Fighting the New York Times' invasion of user privacy
Reactions to OpenAI’s framing
- Many see the blog post as manipulative PR: OpenAI is accused of “spinning” a copyright‑infringement discovery dispute into a privacy crusade.
- The slogan “trust, security, and privacy guide every product and decision” is widely mocked, compared to Google’s “don’t be evil.”
- Critics stress OpenAI scraped “everything it could” (including news, books, code) and now invokes privacy only when its own liability is at stake.
Privacy vs. legal discovery
- One camp agrees with OpenAI: users reasonably believed chats were private, often share highly sensitive info, and bulk discovery of millions of chats is “vile” and a “fishing expedition.”
- Another camp responds that if a company stores data, it can be compelled in discovery; privacy policies and ToS explicitly allow disclosure to comply with law.
- Several note there is a protective order and court‑ordered anonymization; they argue OpenAI’s public claims overstate the privacy risk.
- Others counter that “anonymized” data is often re‑identifiable and that NYT is still being handed intimate conversations users never expected lawyers to read.
Copyright, fair use, and purpose of the logs
- Many commenters frame the core issue as OpenAI “stealing” NYT content for training and sometimes regurgitating it; discovery of chats is seen as the normal way to quantify that.
- Others argue training is transformative and likely fair use; verbatim regurgitation is a fixable bug, not the core of NYT’s case or actual user behavior.
- There is disagreement over harm: some say NYT can’t show lost readership; others note statutory damages don’t require demonstrated market loss.
Expectations of privacy and product design
- Several say users were naïve to assume real privacy: chats are used for training (unless disabled) and retained for at least 30 days, plus extended by litigation holds.
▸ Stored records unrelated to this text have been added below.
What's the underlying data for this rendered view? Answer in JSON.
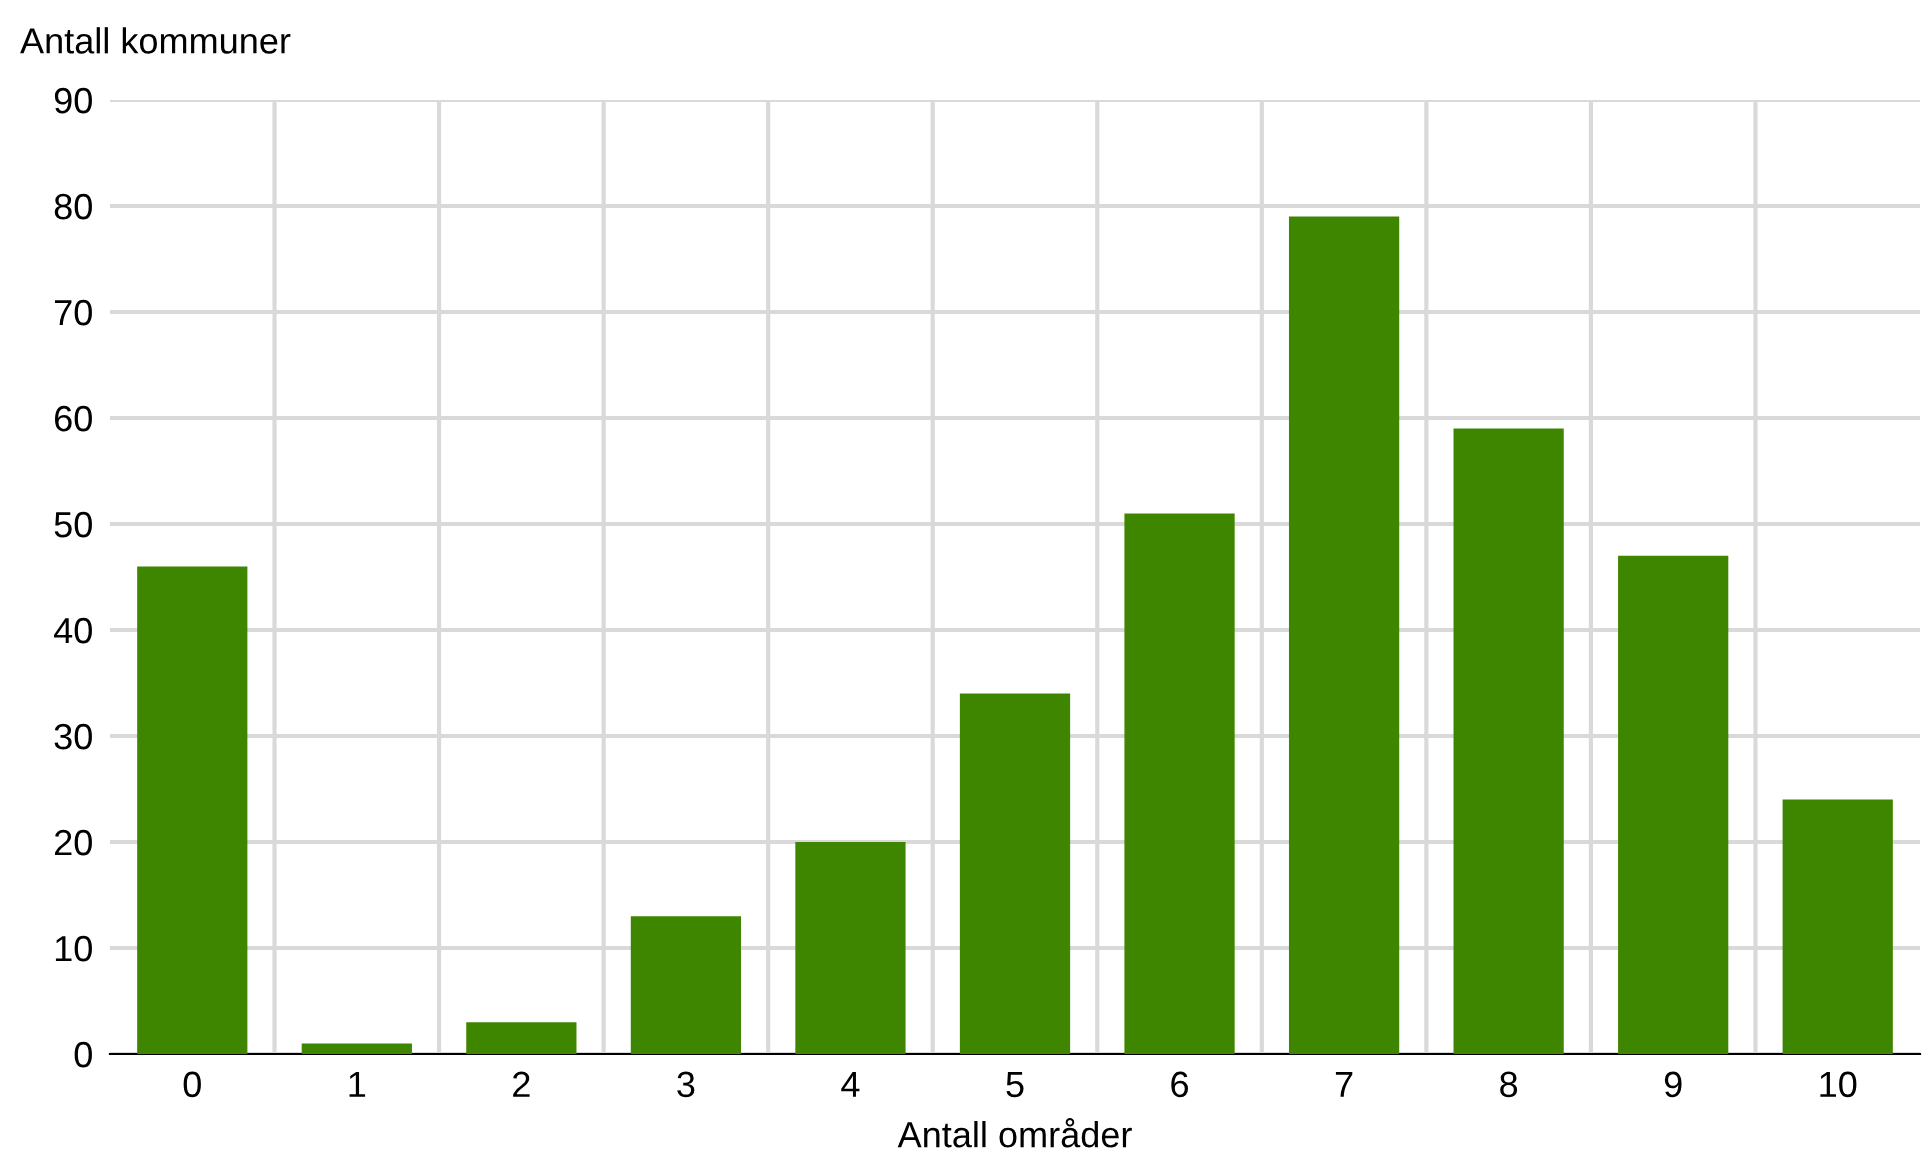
{
  "chart_data": {
    "type": "bar",
    "ylabel": "Antall kommuner",
    "xlabel": "Antall områder",
    "categories": [
      "0",
      "1",
      "2",
      "3",
      "4",
      "5",
      "6",
      "7",
      "8",
      "9",
      "10"
    ],
    "values": [
      46,
      1,
      3,
      13,
      20,
      34,
      51,
      79,
      59,
      47,
      24
    ],
    "color": "#3f8600",
    "ylim": [
      0,
      90
    ],
    "yticks": [
      0,
      10,
      20,
      30,
      40,
      50,
      60,
      70,
      80,
      90
    ],
    "grid": true,
    "legend": false
  }
}
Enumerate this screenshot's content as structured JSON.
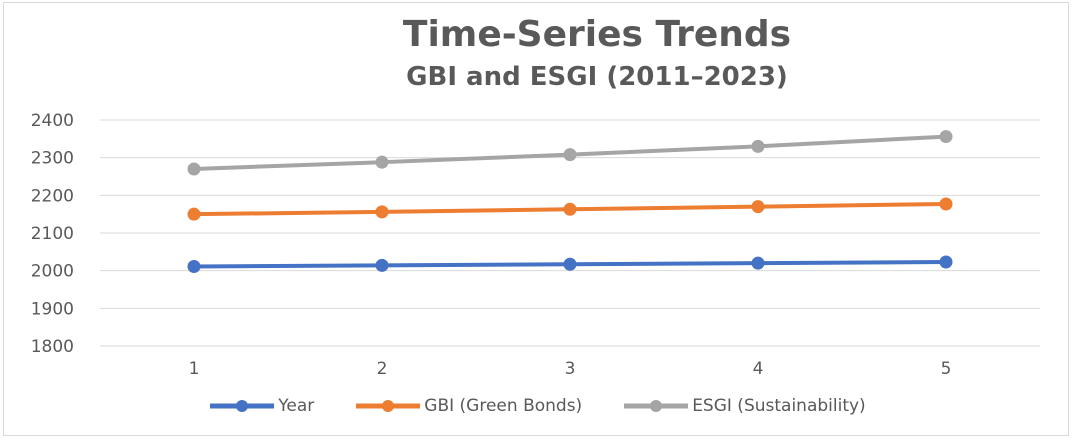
{
  "chart_data": {
    "type": "line",
    "title": "Time-Series Trends",
    "subtitle": "GBI and ESGI (2011–2023)",
    "categories": [
      "1",
      "2",
      "3",
      "4",
      "5"
    ],
    "ylim": [
      1800,
      2400
    ],
    "yticks": [
      1800,
      1900,
      2000,
      2100,
      2200,
      2300,
      2400
    ],
    "grid": true,
    "legend_position": "bottom",
    "series": [
      {
        "name": "Year",
        "color": "#4472c4",
        "values": [
          2011,
          2014,
          2017,
          2020,
          2023
        ]
      },
      {
        "name": "GBI (Green Bonds)",
        "color": "#ed7d31",
        "values": [
          2150,
          2156,
          2163,
          2170,
          2177
        ]
      },
      {
        "name": "ESGI (Sustainability)",
        "color": "#a5a5a5",
        "values": [
          2270,
          2288,
          2308,
          2330,
          2356
        ]
      }
    ]
  }
}
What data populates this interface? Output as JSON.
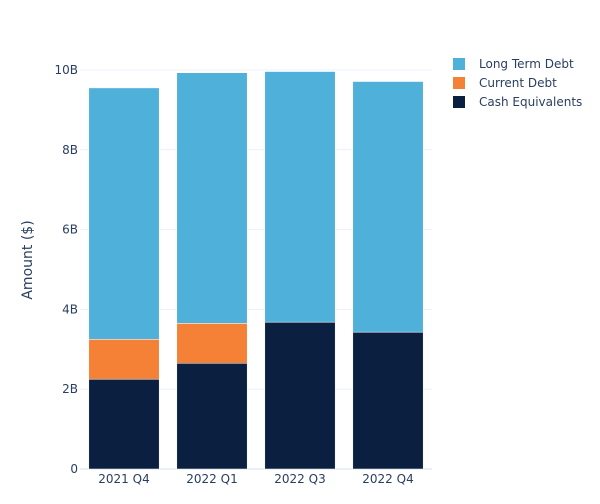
{
  "chart_data": {
    "type": "bar",
    "barmode": "stack",
    "title": "",
    "xlabel": "",
    "ylabel": "Amount ($)",
    "categories": [
      "2021 Q4",
      "2022 Q1",
      "2022 Q3",
      "2022 Q4"
    ],
    "series": [
      {
        "name": "Cash Equivalents",
        "color": "#0b1f40",
        "values": [
          2.25,
          2.65,
          3.68,
          3.43
        ]
      },
      {
        "name": "Current Debt",
        "color": "#f58136",
        "values": [
          1.0,
          1.0,
          0.0,
          0.0
        ]
      },
      {
        "name": "Long Term Debt",
        "color": "#4fb0da",
        "values": [
          6.3,
          6.28,
          6.28,
          6.28
        ]
      }
    ],
    "legend_order": [
      "Long Term Debt",
      "Current Debt",
      "Cash Equivalents"
    ],
    "yticks": [
      0,
      2,
      4,
      6,
      8,
      10
    ],
    "ytick_labels": [
      "0",
      "2B",
      "4B",
      "6B",
      "8B",
      "10B"
    ],
    "ylim": [
      0,
      10.5
    ],
    "grid": true,
    "legend_position": "top-right"
  }
}
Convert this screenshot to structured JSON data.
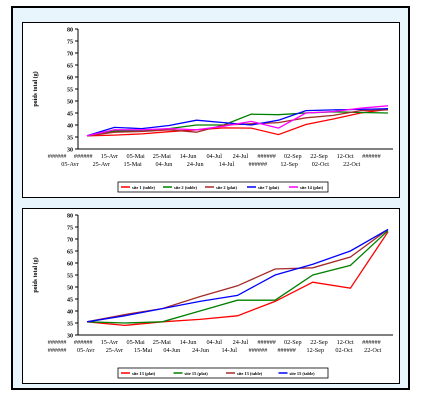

- Strong criticism that OpenAI chose server‑side storage without end‑to‑end encryption; some argue they could have designed client‑side–encrypted history if they actually prioritized privacy.
- Others point out technical and UX costs (cross‑device sync, backup, model needing plaintext), but still see OpenAI’s “roadmap” language as too vague and aspirational.
Concerns about NYT access and precedent
- Some fear NYT lawyers (or indirectly, journalists) could mine chats for scandals, crimes, or “juicy” stories, even if nominally constrained.
- Others think this is overblown: only lawyers/experts see data under strict orders, and bulk review will be automated and narrowly targeted to NYT‑related outputs.
- A few worry about precedent: if accepted here, similar demands could be made against other AI services; comparisons are drawn (imperfectly) to Gmail and search logs.